The money that friends and relations donated was given to what was then the British Epilepsy Association, now Epilepsy Action, to be used to fund a booklet. Over the next few years we collected more money and produced ‘Epilepsy and the Young Adult’, which is still in print today.
In 1994, The Guardian newspaper published an article about a boy called Matthew. It took courage to read it. That was the first time I realized that there were other deaths like William’s but as a result of this article I met Matthew’s mother Catherine Brookes, Jane Hanna, who had lost her partner Alan, his mother, and Sue Kelk, whose daughter Natalie had also died. Together we founded, in 1996, the charity SUDEP Action (working name of Epilepsy Bereaved). By then we had already been in touch with another sixty families.

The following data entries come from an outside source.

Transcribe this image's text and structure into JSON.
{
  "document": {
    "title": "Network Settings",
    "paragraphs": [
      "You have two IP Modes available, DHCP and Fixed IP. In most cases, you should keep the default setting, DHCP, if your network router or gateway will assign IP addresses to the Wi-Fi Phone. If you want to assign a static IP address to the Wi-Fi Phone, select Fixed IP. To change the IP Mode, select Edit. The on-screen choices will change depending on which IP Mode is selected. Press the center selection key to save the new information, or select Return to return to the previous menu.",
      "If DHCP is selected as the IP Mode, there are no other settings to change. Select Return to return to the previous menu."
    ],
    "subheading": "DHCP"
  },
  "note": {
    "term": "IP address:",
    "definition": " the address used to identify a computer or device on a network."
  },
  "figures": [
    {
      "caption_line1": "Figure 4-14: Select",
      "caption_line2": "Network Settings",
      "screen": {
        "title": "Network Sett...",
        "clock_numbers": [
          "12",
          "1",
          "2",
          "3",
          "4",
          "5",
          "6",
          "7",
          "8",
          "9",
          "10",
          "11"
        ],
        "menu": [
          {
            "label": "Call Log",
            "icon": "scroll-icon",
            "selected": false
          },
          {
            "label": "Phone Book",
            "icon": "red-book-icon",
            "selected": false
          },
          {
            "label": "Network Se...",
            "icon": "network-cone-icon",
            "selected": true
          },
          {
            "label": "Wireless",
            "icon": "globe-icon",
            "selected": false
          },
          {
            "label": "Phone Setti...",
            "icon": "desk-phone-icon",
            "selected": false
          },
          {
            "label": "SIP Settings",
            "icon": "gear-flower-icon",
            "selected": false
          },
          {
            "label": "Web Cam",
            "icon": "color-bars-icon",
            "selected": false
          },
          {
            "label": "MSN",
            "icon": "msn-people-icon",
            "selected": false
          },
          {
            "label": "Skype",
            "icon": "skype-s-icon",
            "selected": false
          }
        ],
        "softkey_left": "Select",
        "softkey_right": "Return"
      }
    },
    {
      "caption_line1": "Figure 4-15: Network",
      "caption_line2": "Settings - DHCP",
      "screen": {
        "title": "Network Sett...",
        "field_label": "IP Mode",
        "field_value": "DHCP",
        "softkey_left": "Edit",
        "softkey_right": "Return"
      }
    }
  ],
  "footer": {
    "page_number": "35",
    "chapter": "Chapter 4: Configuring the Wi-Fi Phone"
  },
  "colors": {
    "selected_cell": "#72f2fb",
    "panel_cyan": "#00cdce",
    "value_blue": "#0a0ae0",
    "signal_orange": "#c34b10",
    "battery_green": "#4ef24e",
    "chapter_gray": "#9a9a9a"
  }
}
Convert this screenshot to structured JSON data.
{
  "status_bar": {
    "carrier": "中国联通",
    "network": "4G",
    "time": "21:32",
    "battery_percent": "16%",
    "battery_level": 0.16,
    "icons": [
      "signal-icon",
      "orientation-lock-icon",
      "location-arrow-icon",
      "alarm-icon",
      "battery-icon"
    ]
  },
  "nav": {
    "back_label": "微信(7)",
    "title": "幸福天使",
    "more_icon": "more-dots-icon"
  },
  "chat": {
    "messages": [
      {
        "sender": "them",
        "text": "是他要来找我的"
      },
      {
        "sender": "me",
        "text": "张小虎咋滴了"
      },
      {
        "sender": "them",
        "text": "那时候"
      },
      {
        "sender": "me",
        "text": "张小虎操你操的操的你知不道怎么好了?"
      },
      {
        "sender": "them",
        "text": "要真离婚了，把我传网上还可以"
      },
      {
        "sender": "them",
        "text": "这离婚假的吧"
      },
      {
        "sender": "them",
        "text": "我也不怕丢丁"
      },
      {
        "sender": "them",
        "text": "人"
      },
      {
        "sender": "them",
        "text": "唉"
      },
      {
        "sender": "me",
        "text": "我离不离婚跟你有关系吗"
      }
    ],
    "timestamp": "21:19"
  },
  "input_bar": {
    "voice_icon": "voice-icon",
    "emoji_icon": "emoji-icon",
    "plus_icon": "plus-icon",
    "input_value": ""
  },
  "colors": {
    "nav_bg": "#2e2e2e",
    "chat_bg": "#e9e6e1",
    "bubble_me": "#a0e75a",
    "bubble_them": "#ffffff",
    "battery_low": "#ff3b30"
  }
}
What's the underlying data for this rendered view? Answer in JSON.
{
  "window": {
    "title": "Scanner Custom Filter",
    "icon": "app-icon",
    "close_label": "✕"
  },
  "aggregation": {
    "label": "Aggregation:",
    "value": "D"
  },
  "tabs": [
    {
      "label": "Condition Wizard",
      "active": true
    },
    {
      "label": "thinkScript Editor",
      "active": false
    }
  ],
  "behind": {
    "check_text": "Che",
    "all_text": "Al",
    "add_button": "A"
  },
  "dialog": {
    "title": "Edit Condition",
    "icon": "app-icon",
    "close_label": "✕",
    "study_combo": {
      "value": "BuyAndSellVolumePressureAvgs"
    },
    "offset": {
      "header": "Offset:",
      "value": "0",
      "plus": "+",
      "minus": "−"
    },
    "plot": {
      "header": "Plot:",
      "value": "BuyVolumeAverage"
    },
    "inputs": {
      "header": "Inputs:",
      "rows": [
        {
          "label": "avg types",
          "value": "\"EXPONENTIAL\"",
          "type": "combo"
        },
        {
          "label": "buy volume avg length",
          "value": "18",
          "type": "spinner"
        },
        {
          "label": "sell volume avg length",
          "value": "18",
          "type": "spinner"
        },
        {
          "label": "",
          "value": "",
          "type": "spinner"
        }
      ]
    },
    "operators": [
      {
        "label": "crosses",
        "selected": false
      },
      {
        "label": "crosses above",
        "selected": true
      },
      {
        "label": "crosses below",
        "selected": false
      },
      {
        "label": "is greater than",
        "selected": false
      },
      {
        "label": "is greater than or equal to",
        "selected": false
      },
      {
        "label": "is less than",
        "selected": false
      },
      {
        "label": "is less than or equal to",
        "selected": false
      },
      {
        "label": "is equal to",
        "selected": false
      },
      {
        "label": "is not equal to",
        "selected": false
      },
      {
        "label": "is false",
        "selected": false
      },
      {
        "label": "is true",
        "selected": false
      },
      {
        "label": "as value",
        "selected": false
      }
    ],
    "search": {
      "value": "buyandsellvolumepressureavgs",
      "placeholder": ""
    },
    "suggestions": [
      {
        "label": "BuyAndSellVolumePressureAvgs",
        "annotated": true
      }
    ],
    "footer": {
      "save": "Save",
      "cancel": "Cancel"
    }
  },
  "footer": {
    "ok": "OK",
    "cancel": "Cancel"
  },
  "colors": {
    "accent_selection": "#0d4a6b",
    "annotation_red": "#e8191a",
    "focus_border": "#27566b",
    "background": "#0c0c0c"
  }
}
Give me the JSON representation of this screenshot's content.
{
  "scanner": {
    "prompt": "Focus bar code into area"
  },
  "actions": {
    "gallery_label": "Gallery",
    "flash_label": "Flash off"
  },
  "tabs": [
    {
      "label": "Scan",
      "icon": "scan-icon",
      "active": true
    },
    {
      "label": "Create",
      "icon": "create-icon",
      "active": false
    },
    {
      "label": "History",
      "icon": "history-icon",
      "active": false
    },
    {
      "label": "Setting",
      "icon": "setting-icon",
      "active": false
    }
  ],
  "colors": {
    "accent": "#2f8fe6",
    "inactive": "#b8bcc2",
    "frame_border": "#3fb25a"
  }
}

The aims of the charity then, and now, are to console and inform families where there has been a death and to give bereaved families the opportunity to meet. The charity began to raise awareness in the UK and around the world. It also encourages and funds research into sudden death from epilepsy.
Our first major achievement, with the help of doctors Stephen Brown and Lina Nashef, was to convene the first ever international workshop on sudden death from epilepsy. The thirty speakers and seventy discussants came from all over the world. It was during this meeting that Sudden Unexpected Death from Epilepsy (SUDEP) was defined.
Our second major success was to get funding for the first national sentinel clinical audit of epilepsy-related death. Published in 2002, it proved that there were nearly a thousand UK deaths a year as a result of epilepsy, of which 500 were SUDEPs. It also showed that possibly 42% of these were preventable. Figures now show that there are, on average, three deaths from epilepsy every day in the UK.
We had, and still have, a hard job persuading epilepsy organizations and even some professionals to talk about the risk, however small, of sudden death. Yet, in fifteen years we have grown from a small organization with one part-time member of staff, to one with worldwide connections, caring for nearly a thousand families.
So now we know that people can die as result of a seizure. I wish I had known that when William died, as it would have been a comfort to talk to other families who had suffered in the same way.